George Mitchell – I’m on to you, muthafucka. Don’t pretend like you don’t have a vested interest in protecting clear juice-heads up in Boston like Tim Wakefield and Coco Crisp. I don’t care how long your term paper is, George – if you only have 2 sources, you are getting an incomplete. Get me the guy who gets Manny his horse tranquilizers from Columbia, and then I’ll believe you’re impartial.
Andy Pettitte – Why, Andy. F Clemens, Andy. Why you? I’m still depressed about this.
Captain Obvious – Err, you think so, Doctor?. I’m not satisfied either, Decider. Figure out when you are ready to Decide that this was a half baked idea and an amazingly broke-dick execution, and Decide to get our boys and girls home safe.
Hard Guys in Beat Up Old Cars – Seriously bro, just because you sport a 1990 Chevy Berretta, it doesn’t mean you can throw your weight around on the Deagan like you’re King Kong Bundy. Your Car was a POS when it was new, and now it’s just tragic. Nobody wants to be on the business end of something like this , so just take a pill and wait your turn.
Seamlessweb – FAH Q, seamlessweb.com. Making it so easy to order slop at my desk every night – and I just can’t do sashimi every day – so it’s Barbarini and Carl’s Steaks and Delmonicos, and the very worst choice, Burger Burger (where you can double up on on the 1/2 punder). Damn you, people. Damn you to hell.
and most of all – Cozmo Cramer – Seriously brah, you disgust me. First you don’t post for TEN MONTHS on the grievances, (which is probably for the best after enjoying the superb work from Assman, Klompus, Vandalay and now Crazy Joe), and you haven’t posted anything of import since last year’s Festivus. Then, you lose 36 pounds to trounce Chiles in the grudge match, then you have a kid, get a new job, and gain all but 5 lbs of it back. Listen, save the “working 20 hours a day” bullshit for someone who cares. Now you are gonna have to work just as hard to lose it as you did last time, and this time, Frank, Dr. Howard and Flash aren’t gonna be around to goad you into going to the gym every day. F you, seriously.
Great to hear from you, Coz.
Posted by: membengal | December 20, 2007 at 01:08 PM
I expect some drugs on my desk by the morning.
Posted by: Assman | December 20, 2007 at 01:14 PM
"Then, you lose 36 pounds to trounce Chiles in the grudge match, then you have a kid, get a new job, and gain all but 5 lbs of it back."
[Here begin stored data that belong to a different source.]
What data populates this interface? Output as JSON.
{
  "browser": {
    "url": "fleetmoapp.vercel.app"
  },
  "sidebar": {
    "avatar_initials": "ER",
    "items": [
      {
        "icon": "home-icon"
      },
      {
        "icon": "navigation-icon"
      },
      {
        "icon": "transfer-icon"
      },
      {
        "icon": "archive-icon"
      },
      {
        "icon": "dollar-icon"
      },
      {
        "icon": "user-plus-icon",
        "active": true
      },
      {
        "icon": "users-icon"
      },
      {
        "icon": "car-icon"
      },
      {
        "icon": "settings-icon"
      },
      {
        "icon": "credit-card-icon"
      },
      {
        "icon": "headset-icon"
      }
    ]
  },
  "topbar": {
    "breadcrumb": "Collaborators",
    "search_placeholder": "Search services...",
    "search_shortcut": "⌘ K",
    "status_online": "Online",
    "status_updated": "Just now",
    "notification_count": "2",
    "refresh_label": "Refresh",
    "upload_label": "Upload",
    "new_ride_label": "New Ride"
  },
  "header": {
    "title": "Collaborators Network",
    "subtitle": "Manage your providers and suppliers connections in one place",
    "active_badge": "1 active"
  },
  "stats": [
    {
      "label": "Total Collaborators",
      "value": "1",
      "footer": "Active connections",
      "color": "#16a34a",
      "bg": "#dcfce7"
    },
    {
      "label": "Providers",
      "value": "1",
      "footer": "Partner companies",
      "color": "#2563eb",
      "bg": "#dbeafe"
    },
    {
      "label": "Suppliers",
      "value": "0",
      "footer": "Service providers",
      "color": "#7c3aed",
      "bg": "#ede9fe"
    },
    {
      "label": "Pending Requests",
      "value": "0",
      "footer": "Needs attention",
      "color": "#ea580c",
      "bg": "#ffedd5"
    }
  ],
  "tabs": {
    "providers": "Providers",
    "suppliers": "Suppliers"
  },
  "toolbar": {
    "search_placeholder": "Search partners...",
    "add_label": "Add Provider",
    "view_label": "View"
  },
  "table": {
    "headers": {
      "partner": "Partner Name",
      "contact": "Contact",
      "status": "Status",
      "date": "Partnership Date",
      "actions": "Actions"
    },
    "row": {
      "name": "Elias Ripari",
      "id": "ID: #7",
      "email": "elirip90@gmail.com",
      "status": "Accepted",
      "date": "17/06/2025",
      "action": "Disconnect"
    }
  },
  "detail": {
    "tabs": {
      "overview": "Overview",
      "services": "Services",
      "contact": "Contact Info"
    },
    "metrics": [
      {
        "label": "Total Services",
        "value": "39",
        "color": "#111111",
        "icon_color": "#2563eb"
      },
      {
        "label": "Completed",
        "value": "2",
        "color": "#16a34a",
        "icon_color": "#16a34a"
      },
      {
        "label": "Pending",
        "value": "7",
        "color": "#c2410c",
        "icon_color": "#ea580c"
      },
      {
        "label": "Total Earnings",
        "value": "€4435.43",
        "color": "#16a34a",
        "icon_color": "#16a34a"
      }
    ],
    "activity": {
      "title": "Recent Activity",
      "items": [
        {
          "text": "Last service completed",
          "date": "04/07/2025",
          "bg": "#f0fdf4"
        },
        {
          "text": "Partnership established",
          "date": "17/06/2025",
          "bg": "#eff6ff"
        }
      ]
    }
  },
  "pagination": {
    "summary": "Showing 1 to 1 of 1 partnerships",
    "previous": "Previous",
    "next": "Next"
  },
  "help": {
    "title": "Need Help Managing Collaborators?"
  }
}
Revisionist history, my friend. Whatever helps you sleep at night.
Let's be real here. Your fat ass squeaked it out.
Nice to see you step up. Type Pad had contacted us about revoking your posting privileges.
Posted by: jackie | December 20, 2007 at 01:15 PM
Awww, I'll still be around to get in your face, Coz! Just this morning I thought about sending you a text message to see if you'd rolled your gelatin ass to a gym lately. But then I figured your hands were too greasy and bloated from that egg biscuit to pick up the phone.
Posted by: Flash | December 20, 2007 at 01:47 PM
"5 regional primaries will be run in two week increments during April/May of that year, and the order of those primaries will be rotated so that different regions will get their say first in different days"
Looks good on paper, but try getting the two whitest states (NH, IA) in the nation to sign on. The White Mountains would be running red with the blood of hapless politicians. "Live Free or Die" baby.